Recentemente concluí a saga dos Guerreiros Deuses de Cavaleiros do Zodíaco, então inevitavelmente a curiosidade sobre os mitos e o folclore nórdico aflorou. Comecei a ler um livro sobre a mitologia e cosmologia dos nórdicos e um outro com uma seleção de contos de fadas, é este o da foto acima. Mas antes de iniciar as minhas impressões, deixo aqui o meu agradecimento ao padre islandês Semundo, o Sábio, porque foi ele um dos responsáveis pelas fontes da mitologia nórdica. Então se pude me divertir com estas histórias e meditá-las, devo ao Semundo, o Sábio. Obrigada! Amo mitologia e contos de fadas!!

Bem, um dos contos me chamou a atenção porque ele é bastante semelhante ao mito de Psique e Cupido. O que também me lembrou do romance Até Que Tenhamos Rostos, do C. S. Lewis, que é uma releitura desse mito. Estou falando do conto de título A Leste do Sol, A Oeste da Lua (East of the Sun and West of the Moon). Nesse conto, acompanhamos a história de uma mocinha que se casa com um urso branco e acaba descobrindo que ele é um príncipe que está amaldiçoado!

Essa história se assemelha ao mito mencionado anteriormente porque quando a mocinha da história vai dormir, ela percebe que não é o urso que se deita na cama, mas um homem. Então ela acaba sendo persuadida por sua mãe a acender uma vela quando ele esteve dormindo para poder vê-lo. Embora o urso, prevendo que ela seria muito provavelmente aconselhada a fazer isto, lhe diz para não contar nada sobre eles a sua mãe. Mas ela não resiste a tentação da curiosidade e acaba olhando para o príncipe sob a luz da vela.
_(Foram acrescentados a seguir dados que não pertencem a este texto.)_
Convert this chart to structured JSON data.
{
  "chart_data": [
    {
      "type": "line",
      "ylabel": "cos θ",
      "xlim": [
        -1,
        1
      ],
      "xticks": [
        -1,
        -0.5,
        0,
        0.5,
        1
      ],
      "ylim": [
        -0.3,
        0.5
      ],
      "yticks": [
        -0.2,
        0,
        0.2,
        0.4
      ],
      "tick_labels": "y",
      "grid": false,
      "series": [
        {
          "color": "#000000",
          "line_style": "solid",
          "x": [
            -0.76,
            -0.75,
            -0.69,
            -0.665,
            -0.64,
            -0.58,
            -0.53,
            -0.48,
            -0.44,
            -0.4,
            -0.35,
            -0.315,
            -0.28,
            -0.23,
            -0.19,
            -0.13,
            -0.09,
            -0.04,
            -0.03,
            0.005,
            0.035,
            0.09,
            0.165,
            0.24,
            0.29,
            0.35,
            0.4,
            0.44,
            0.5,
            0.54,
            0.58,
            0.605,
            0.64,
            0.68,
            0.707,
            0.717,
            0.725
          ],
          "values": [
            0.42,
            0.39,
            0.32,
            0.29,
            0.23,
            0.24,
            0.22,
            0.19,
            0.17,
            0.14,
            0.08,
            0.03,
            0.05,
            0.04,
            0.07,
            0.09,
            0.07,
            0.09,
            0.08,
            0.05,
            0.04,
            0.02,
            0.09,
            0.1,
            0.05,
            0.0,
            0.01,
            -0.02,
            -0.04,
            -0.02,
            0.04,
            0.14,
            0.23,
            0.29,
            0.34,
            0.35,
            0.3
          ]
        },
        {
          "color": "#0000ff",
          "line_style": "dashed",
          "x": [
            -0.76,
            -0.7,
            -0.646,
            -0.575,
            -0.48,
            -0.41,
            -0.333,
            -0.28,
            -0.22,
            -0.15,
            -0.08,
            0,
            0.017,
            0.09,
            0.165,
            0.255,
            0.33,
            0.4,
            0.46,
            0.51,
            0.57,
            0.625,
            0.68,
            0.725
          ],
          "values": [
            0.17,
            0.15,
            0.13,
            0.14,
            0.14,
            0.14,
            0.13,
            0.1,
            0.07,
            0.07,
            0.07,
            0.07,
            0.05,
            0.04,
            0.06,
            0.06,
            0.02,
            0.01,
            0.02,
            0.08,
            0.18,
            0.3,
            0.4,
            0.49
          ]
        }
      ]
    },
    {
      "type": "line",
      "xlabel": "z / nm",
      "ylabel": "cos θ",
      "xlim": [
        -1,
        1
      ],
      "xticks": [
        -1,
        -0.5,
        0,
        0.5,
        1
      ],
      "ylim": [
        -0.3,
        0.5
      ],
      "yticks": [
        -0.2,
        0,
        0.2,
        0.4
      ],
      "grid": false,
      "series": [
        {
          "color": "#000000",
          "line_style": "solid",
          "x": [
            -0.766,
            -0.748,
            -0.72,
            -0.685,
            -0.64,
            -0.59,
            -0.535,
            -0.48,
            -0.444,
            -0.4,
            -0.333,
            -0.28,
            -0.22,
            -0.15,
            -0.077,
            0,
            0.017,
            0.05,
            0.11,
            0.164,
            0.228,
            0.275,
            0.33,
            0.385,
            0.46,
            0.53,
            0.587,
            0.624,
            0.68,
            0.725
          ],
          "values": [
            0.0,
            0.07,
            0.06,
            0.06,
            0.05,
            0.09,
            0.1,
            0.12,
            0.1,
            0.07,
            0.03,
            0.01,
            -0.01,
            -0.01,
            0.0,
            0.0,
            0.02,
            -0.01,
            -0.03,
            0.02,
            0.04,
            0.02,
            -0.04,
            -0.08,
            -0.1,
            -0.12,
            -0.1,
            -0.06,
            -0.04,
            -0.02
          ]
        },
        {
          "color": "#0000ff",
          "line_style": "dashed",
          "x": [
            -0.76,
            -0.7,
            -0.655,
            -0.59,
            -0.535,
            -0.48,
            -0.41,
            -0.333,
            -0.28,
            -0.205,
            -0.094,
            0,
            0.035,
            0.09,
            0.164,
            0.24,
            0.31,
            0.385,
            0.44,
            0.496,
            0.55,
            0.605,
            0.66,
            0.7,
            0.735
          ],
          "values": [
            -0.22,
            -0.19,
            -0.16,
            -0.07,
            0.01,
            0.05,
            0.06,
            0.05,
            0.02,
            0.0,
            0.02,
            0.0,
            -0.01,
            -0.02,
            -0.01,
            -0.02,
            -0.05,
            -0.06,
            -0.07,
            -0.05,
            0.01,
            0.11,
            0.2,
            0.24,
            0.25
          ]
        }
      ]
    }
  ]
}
A esperança de ter a maldição quebrada se esvai e o príncipe lhe diz que agora ele terá que se casar com uma princesa que vive em um castelo a leste do sol e a oeste da lua. A mocinha decide percorrer uma jornada em busca desse lugar desconhecido e misterioso, conhece vários personagens que lhe ajudarão nessa viagem. Mas diferente da história dos mitos, esse conto de fada tem um final feliz!

Para título de curiosidade, recomendo ouvir a música East of the Sun da banda a-ha, pois ela é inspirada neste conto.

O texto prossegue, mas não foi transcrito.